Spring is my favorite. I'll say it. I've said it. I might say something different come the autumn but shut up. It's spring!
When I was a tiny girl in New York state, we had a next-door neighbor named Mrs. Thomas. One day every spring she would let me and my brother come into her yard and pick daffodils. There were rows and rows and rows of them, a little daffodil farm under a giant weeping willow. I loved how tall the daffodils were compared to me -almost up to my waist. Crazy white and yellow and peach and orange trumpets! And I loved how the scent immediately drove springtime home, drove it right up my nose, the imminence of the Easter Bunny and how gorgeous it was to play outside again. I loved how it felt in the shade of the big tree, cool and warm and perfect. We were allowed to pick as many daffodils as we could carry in our arms on that one day. There was the tiny tinge of sadness as we left her yard and hit the unlovely asphalt of the street on our 20 foot walk home, arms full of blooms, fun part over.
Here comes the boy, now, in just a few weeks. Could be 3 weeks. Could be 7 weeks. Could be anywhere in between. As we get closer to the day, the reality of the situation is pushing its head out more and more. We get these vivid moments, where the reality has this strange new texture to it. I can't get it right while I'm writing this, this isn't one of the moments. But last night I had it in rolling waves.
Goodbye, free girl. I can barely buy into the idea that I'm a woman. I feel so young. But somebody in the house is going to be THE YOUNGEST OF ALL and I will need to be OLD and GOOD and ON TOP OF IT. And also, the nice sadness of admitting that I am an actual woman, and I've always wanted to be one, and how sweet it will be to be old and good and on top of it and loving somebody small. That's the sadness of having a dream sort of come true, hitting the asphalt with my arms full. It will have happened. No more wondering what it will look like.
We're parents, we're parents, we're parents, we're parents, we're still parents, we're still parents, we'll never stop until we're dead, nothing else is so certain and so permanent.

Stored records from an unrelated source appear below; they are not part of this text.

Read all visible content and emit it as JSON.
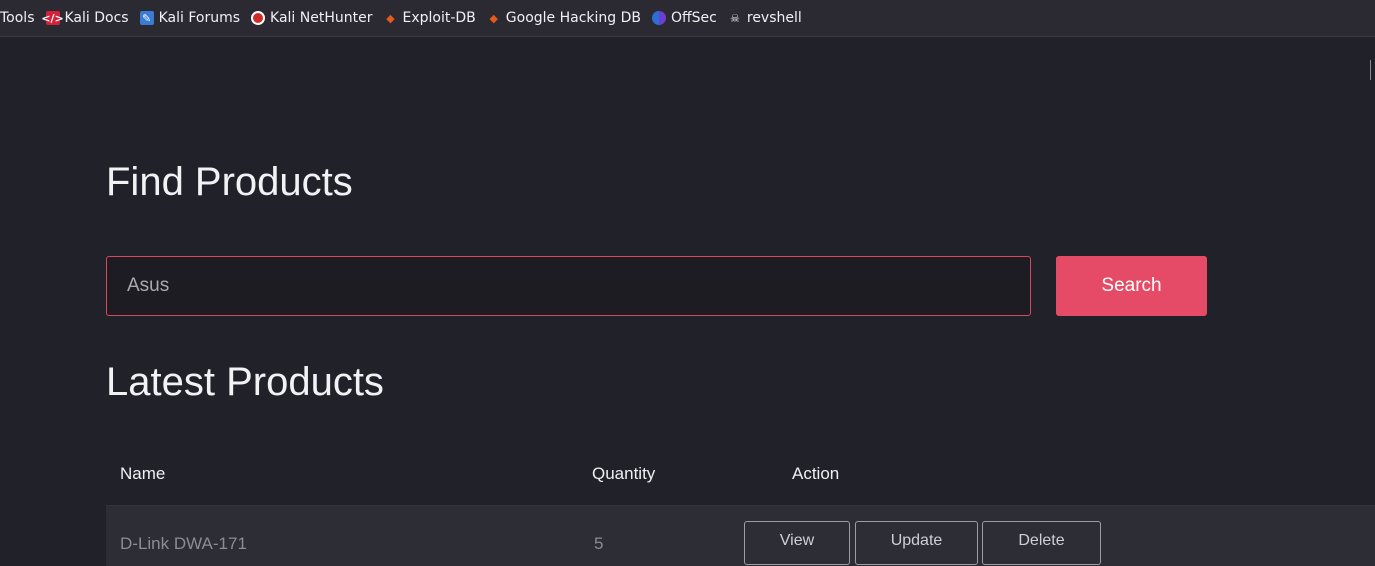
{
  "bookmarks": [
    {
      "label": "Tools",
      "icon": "none"
    },
    {
      "label": "Kali Docs",
      "icon": "kali-docs-icon"
    },
    {
      "label": "Kali Forums",
      "icon": "kali-forums-icon"
    },
    {
      "label": "Kali NetHunter",
      "icon": "nethunter-icon"
    },
    {
      "label": "Exploit-DB",
      "icon": "exploit-db-icon"
    },
    {
      "label": "Google Hacking DB",
      "icon": "ghdb-icon"
    },
    {
      "label": "OffSec",
      "icon": "offsec-icon"
    },
    {
      "label": "revshell",
      "icon": "skull-icon"
    }
  ],
  "find": {
    "title": "Find Products",
    "search_value": "Asus",
    "search_button": "Search"
  },
  "latest": {
    "title": "Latest Products",
    "columns": [
      "Name",
      "Quantity",
      "Action"
    ],
    "rows": [
      {
        "name": "D-Link DWA-171",
        "quantity": "5",
        "actions": [
          "View",
          "Update",
          "Delete"
        ]
      }
    ]
  },
  "colors": {
    "accent": "#e54b66",
    "background": "#202129",
    "bookmarks_bar": "#2b2a33"
  }
}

This is a string which ties us to our mortality more thoroughly than our marriage can, however exactly right our marriage is.

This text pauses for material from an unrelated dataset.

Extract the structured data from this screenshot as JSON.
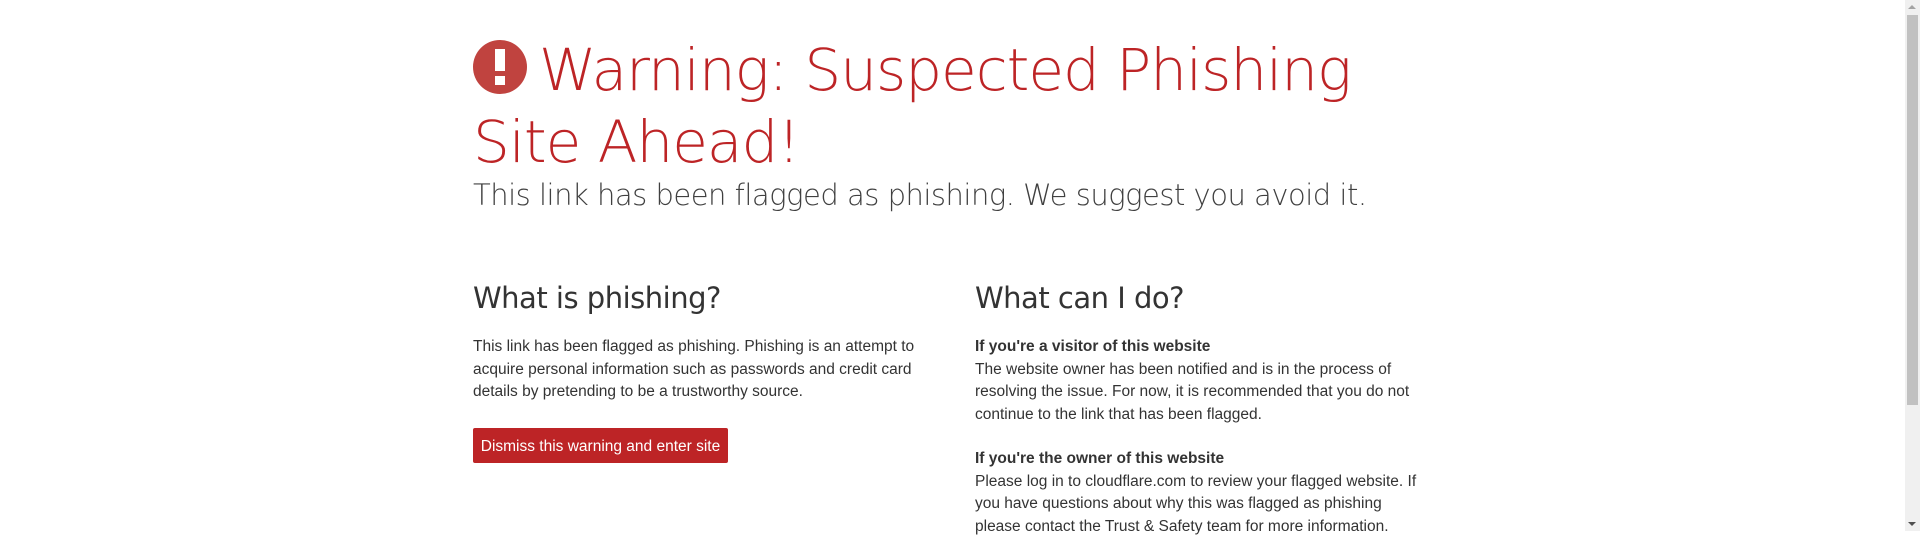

Already I love Dave in a way that aches - that, like our baby, holds our deaths in it. There's no time to appreciate him, I can't drink him in enough in any given moment. And here comes somebody else, who is going to drag this aching love out of me and be horribly central and precious to my life.

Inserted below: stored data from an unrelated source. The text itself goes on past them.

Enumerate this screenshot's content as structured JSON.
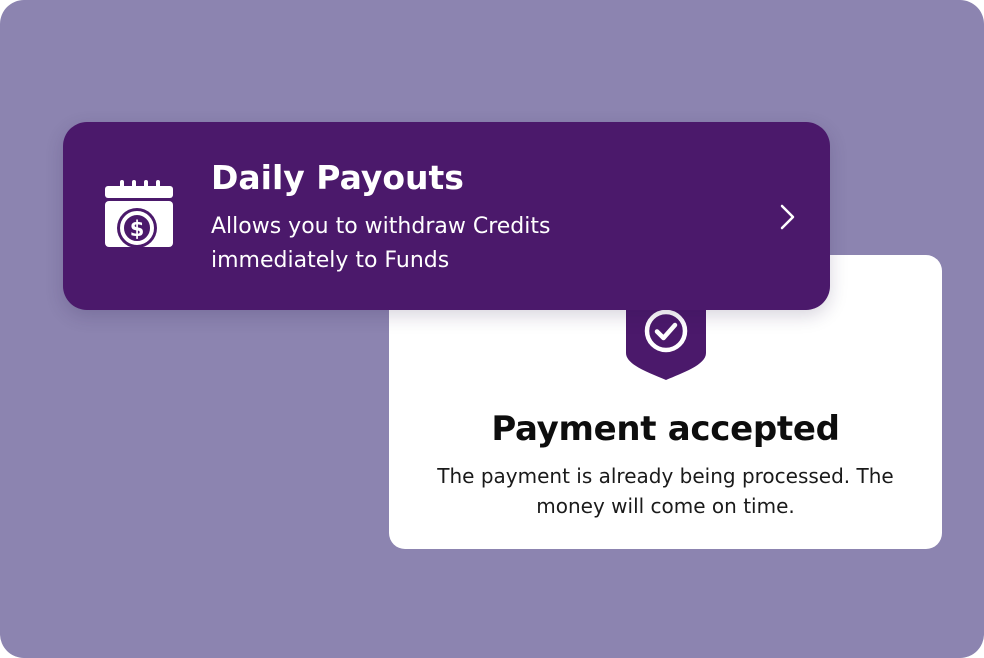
{
  "colors": {
    "background": "#8c84b0",
    "payout_card": "#4b196b",
    "payment_card": "#ffffff",
    "shield": "#4b196b"
  },
  "payout": {
    "title": "Daily Payouts",
    "description": "Allows you to withdraw Credits immediately to Funds",
    "icon": "calendar-dollar-icon",
    "action_icon": "chevron-right-icon"
  },
  "payment": {
    "title": "Payment accepted",
    "description": "The payment is already being processed. The money will come on time.",
    "icon": "check-circle-icon"
  }
}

Dave and Finn, here they are. They're hired. They are the most extremely essential personnel that will be traveling with me through this life. So, it's you! You and you. Me, you and you. Of course, there are others, lots of other essential personnel, but these two - I will see them just about every day of my life. My life looks, will look - among other things - like their faces.
This large, lumpy baby is seriously coming out from between my legs. Seriously. You mean it. In a matter of weeks. And in the meanwhile, he's getting larger, you say. Well. Well, well. And if I try to make a break for it, the baby is coming with me anyway and will come out from in between my legs in Puerto Vallarta or southern Oregon or wherever it is I'm hiding. So, I am, as they say, fucked. Every night I'm online googling "good birth stories", "wonderful first-time births", "idyllic home births". I'm trying to re-establish connections with Ganesha, the excellent Hindu god who is responsible for the placing and removal of obstacles.
Hey, you great big good old elephant head! Remember me? Say, so, what...what do you think about removing some obstacles for this birth here? Hey, um, if you don't have anything else to do, you could remove some obstacles, maybe hook us up with one of those super-smooth births that I've read about? I just, you know, love your work, man, and just....keep us in mind! Oh - Om Gum Ganapatayai Namaha. Yes. Straight up to you.
Like many people, I become a total kiss-ass when I'm in need.
Tomorrow is our last childbirth class. Roll it out, lady. Break out the Ark of the Childbirth Covenant and open that mofo for us. Shine that face-melting light of knowledge right in my face. ANY FINAL TIPS YOU HAVE, I'M LISTENING.
P.S. The Beatles were right that happiness is a warm gun, only the gun is a bra that just came out of the dryer. Hold 'em up, y'old warm horse.